- DVD cover
- Genre: Crime; Drama;
- Written by: Gregor Jordan
- Directed by: Gregor Jordan; Fadia Abboud;
- Composer: Richard Pike
- Country of origin: Australia
- Original language: English
- No. of episodes: 2

Production
- Executive producers: Julie McGauran; Chris Chard;
- Producers: Dan Edwards; John Edwards; Gregor Jordan;
- Cinematography: Garry Phillips
- Editors: Adam Wills; Katrina Barker;
- Production company: Roadshow Rough Diamond

Original release
- Network: Seven Network
- Release: 13 September – 14 September 2021

= Australian Gangster =

Australian Gangster is an Australian television miniseries, produced by the Seven Network, which premiered on 13 September 2021. The miniseries is directed by Gregor Jordan and Fadia Abboud and produced by Dan Edwards, John Edwards and Gregor Jordan for Roadshow Rough Diamond.

==Production==
The series was announced by Seven at their annual upfronts in October 2017 and was originally meant to air sometime in 2018, however due to pending legal cases of some of the characters being depicted, the series was delayed until the cases had closed.
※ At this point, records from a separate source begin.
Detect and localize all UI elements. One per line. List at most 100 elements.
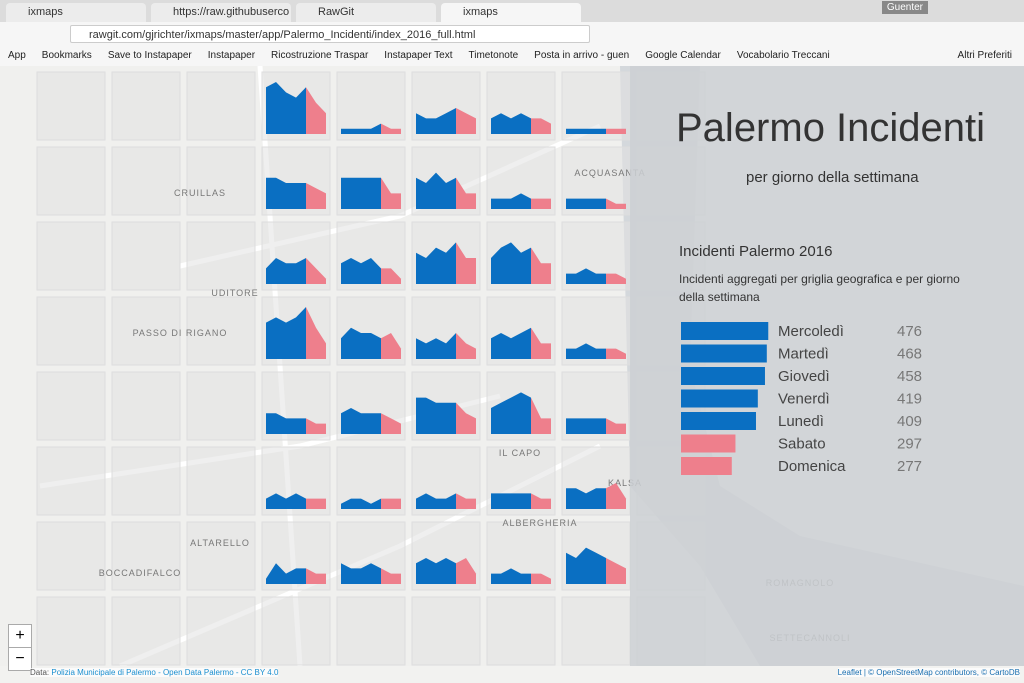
weekday-area [566,198,606,209]
legend-bar [681,457,732,475]
bookmark[interactable]: Vocabolario Treccani [736,50,830,61]
weekday-area [416,242,456,284]
map-label: KALSA [608,478,642,488]
weekday-area [416,172,456,209]
legend-label: Mercoledì [778,323,844,340]
legend-value: 409 [897,413,922,430]
weekday-area [266,413,306,434]
weekend-area [381,333,401,359]
grid-cell [186,596,256,666]
legend-bar [681,322,769,340]
weekend-area [531,493,551,509]
grid-cell [486,596,556,666]
weekend-area [606,483,626,509]
roads [39,66,602,666]
bookmark[interactable]: Timetonote [468,50,519,61]
weekend-area [531,247,551,284]
legend-value: 297 [897,436,922,453]
legend-value: 458 [897,368,922,385]
weekend-area [306,258,326,284]
weekend-area [381,568,401,584]
weekday-area [491,193,531,209]
info-panel: Palermo Incidenti per giorno della setti… [630,66,1024,666]
weekend-area [531,118,551,134]
weekday-area [341,498,381,509]
grid-cell [186,371,256,441]
map-label: CRUILLAS [174,188,226,198]
grid-cell [36,71,106,141]
weekend-area [456,333,476,359]
weekend-area [456,558,476,584]
weekend-area [306,307,326,359]
grid-cell [36,371,106,441]
bookmark[interactable]: Google Calendar [645,50,721,61]
panel-title: Palermo Incidenti [676,106,986,150]
weekend-area [381,123,401,134]
legend-label: Sabato [778,436,826,453]
legend-value: 277 [897,458,922,475]
bookmark[interactable]: App [8,50,26,61]
zoom-in[interactable]: + [8,624,32,648]
zoom-out[interactable]: − [8,647,32,671]
weekday-area [266,258,306,284]
grid-cell [111,146,181,216]
weekday-area [491,242,531,284]
grid-cell [111,296,181,366]
bookmarks-bar: App Bookmarks Save to Instapaper Instapaper… [0,46,1024,67]
user-badge[interactable]: Guenter [881,1,928,14]
weekday-area [341,258,381,284]
legend-value: 468 [897,346,922,363]
grid-cell [36,446,106,516]
weekday-area [416,493,456,509]
attribution[interactable]: Leaflet | © OpenStreetMap contributors, … [837,668,1020,677]
tab[interactable]: ixmaps [6,3,146,22]
other-bookmarks[interactable]: Altri Preferiti [957,50,1012,61]
grid-cell [36,596,106,666]
map-label: ACQUASANTA [574,168,645,178]
map-label: IL CAPO [499,448,541,458]
tab[interactable]: ixmaps [441,3,581,22]
weekend-area [531,397,551,434]
legend-bar [681,389,758,408]
weekend-area [606,198,626,209]
legend-value: 419 [897,391,922,408]
legend-label: Giovedì [778,368,830,385]
tab[interactable]: https://raw.githubuserco [151,3,291,22]
weekend-area [456,108,476,134]
legend: Mercoledì 476 Martedì 468 Giovedì 458 Venerdì 4… [681,322,922,475]
address-bar[interactable]: rawgit.com/gjrichter/ixmaps/master/app/P… [70,25,590,43]
tab[interactable]: RawGit [296,3,436,22]
weekday-area [416,108,456,134]
weekend-area [306,87,326,134]
weekend-area [606,558,626,584]
map-label: ALBERGHERIA [502,518,577,528]
bookmark[interactable]: Bookmarks [41,50,92,61]
bookmark[interactable]: Instapaper Text [384,50,453,61]
weekend-area [306,418,326,434]
grid-cell [111,596,181,666]
bookmark[interactable]: Instapaper [207,50,256,61]
map-label: PASSO DI RIGANO [133,328,228,338]
bookmark[interactable]: Ricostruzione Traspar [271,50,369,61]
data-credit: Data: Polizia Municipale di Palermo - Op… [30,668,279,677]
grid-cell [186,71,256,141]
weekday-area [266,177,306,209]
weekend-area [456,493,476,509]
map-label: BOCCADIFALCO [99,568,182,578]
grid-cell [186,146,256,216]
weekday-area [491,113,531,134]
weekday-area [491,568,531,584]
weekend-area [606,128,626,134]
bookmark[interactable]: Posta in arrivo - guen [534,50,630,61]
bookmark[interactable]: Save to Instapaper [107,50,192,61]
grid-cell [111,71,181,141]
weekday-area [566,343,606,359]
weekday-area [416,558,456,584]
weekday-area [266,493,306,509]
grid-cell [186,521,256,591]
data-source[interactable]: Polizia Municipale di Palermo - Open Dat… [51,668,279,677]
grid-cell [111,446,181,516]
weekday-area [566,128,606,134]
weekday-area [341,177,381,209]
grid-cell [336,71,406,141]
After two years without any information regarding the series, on 21 October 2020, Seven announced at their annual upfronts that the series would finally air sometime in 2021.

== Synopsis ==
Drug dealer, gangster, gym-junky, Lamborghini driver, husband, father, Australian Gangster is a four hour TV series about the life and death of a new breed of Sydney criminal. The kind that doesn't care about playing it safe or keeping a low profile or even getting caught. Our main character is emblematic of the type of modern gangster that only really cares about looking good on Instagram, making a name for himself in a new, wannabe glamorous crime scene, while at the same time trying to manage the pressures of family life.

==Cast==
- Alexander Bertrand as Pasquale 'Pat' Barbaro
- Peter Gonis
- Louisa Mignone as Melinda, Barbaro's wife
- Michael Vice
- Rahel Romahn as Mohammed 'Little Crazy' Hamzy, Brothers for Life member
- Zachary Garred
- Karla Tonkich
- Ishak Issa
- Steve Bastoni as Joe Barbaro
- Simon Palomares
- Joseph Fala
- Federico Gazzilli
- Marie Shanahan
- Moodi Dennaoui
- Michael Beckley as Locksmith
- David Paulsen

==Reception==
===Viewership===

The first part had an average rating of 359,000 viewers, and the second part has an average rating of 340,000.